Begitulah pelajaran yang saya dapat ketika duduk di bangku sekolah. Yang tidak bisa beradaptasi akan punah, sementara yang bisa beradaptasi akan terus bertahan. Jadi, kita tinggal pilih sendiri: beradaptasi atau ngeyel dan terseleksi oleh alam.

Saya dilahirkan dan dibesarkan di kota ini. Bisa dibilang, mungkin nantinya dikuburkan juga di kota ini, kota yang diromantisasi tren pasar dan latar belakang sejarah. Bandung memang unik. Kota yang berdiri di atas danau purba ini memiliki cerita yang sangat panjang, dan itu membuatnya tak pernah sepi pengunjung.
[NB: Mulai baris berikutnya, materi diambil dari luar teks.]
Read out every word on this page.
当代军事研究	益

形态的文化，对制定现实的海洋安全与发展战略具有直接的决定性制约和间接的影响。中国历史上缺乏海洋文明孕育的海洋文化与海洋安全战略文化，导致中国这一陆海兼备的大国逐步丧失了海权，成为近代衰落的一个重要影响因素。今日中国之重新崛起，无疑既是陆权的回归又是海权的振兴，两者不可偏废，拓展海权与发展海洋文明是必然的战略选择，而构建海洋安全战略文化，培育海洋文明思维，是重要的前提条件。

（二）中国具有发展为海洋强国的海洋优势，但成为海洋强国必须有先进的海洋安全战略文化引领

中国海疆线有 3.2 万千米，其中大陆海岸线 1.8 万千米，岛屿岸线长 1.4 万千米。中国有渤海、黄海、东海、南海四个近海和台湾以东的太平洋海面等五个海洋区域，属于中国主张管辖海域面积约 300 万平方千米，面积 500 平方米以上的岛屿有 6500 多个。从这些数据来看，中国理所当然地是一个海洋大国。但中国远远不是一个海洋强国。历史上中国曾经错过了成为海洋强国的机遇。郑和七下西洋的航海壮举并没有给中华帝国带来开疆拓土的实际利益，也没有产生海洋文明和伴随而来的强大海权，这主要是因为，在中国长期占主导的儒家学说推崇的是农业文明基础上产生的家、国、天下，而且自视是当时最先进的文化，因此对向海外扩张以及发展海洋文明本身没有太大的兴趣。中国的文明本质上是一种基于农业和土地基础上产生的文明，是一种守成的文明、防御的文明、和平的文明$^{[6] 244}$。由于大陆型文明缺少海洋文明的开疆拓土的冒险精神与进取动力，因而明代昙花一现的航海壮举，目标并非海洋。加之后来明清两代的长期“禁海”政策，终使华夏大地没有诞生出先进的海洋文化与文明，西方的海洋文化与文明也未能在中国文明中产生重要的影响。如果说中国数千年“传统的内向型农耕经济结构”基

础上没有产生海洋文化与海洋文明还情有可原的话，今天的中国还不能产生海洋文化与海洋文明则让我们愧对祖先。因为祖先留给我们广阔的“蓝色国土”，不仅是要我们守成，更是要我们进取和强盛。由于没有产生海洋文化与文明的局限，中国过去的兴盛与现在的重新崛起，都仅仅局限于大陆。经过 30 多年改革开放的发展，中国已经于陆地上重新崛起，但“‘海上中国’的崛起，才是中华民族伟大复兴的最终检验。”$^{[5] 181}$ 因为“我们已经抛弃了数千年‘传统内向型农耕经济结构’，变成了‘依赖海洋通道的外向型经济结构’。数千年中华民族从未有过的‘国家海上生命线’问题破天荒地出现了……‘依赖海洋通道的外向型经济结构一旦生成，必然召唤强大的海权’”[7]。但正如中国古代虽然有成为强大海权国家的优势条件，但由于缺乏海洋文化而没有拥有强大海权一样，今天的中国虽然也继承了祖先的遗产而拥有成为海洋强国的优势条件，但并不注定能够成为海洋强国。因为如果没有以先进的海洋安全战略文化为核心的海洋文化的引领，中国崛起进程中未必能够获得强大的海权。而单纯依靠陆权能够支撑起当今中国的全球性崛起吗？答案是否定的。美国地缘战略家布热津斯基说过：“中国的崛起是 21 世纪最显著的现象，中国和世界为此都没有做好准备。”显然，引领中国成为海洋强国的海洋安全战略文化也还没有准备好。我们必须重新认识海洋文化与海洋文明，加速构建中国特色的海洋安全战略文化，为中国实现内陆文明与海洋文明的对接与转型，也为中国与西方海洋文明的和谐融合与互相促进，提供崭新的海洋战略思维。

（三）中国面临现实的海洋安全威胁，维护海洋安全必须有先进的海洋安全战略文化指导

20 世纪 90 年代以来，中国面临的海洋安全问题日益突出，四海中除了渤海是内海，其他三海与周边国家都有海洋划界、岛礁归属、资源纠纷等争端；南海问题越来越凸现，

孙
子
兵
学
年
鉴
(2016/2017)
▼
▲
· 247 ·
Namun, sejarah baru Ibu Kota Parahyangan baru-baru ini dimulai. Jalanan mulai sepi, toko pinggir jalan mulai tutup. Suasana seperti ini sebenarnya tak beda jauh ketika Bandung memasuki hari raya, saat urbanisasi—sebuah proses yang bikin kota ini penuh macet ramai—istirahat dan orang-orang pulang ke mereka punya kampung halaman.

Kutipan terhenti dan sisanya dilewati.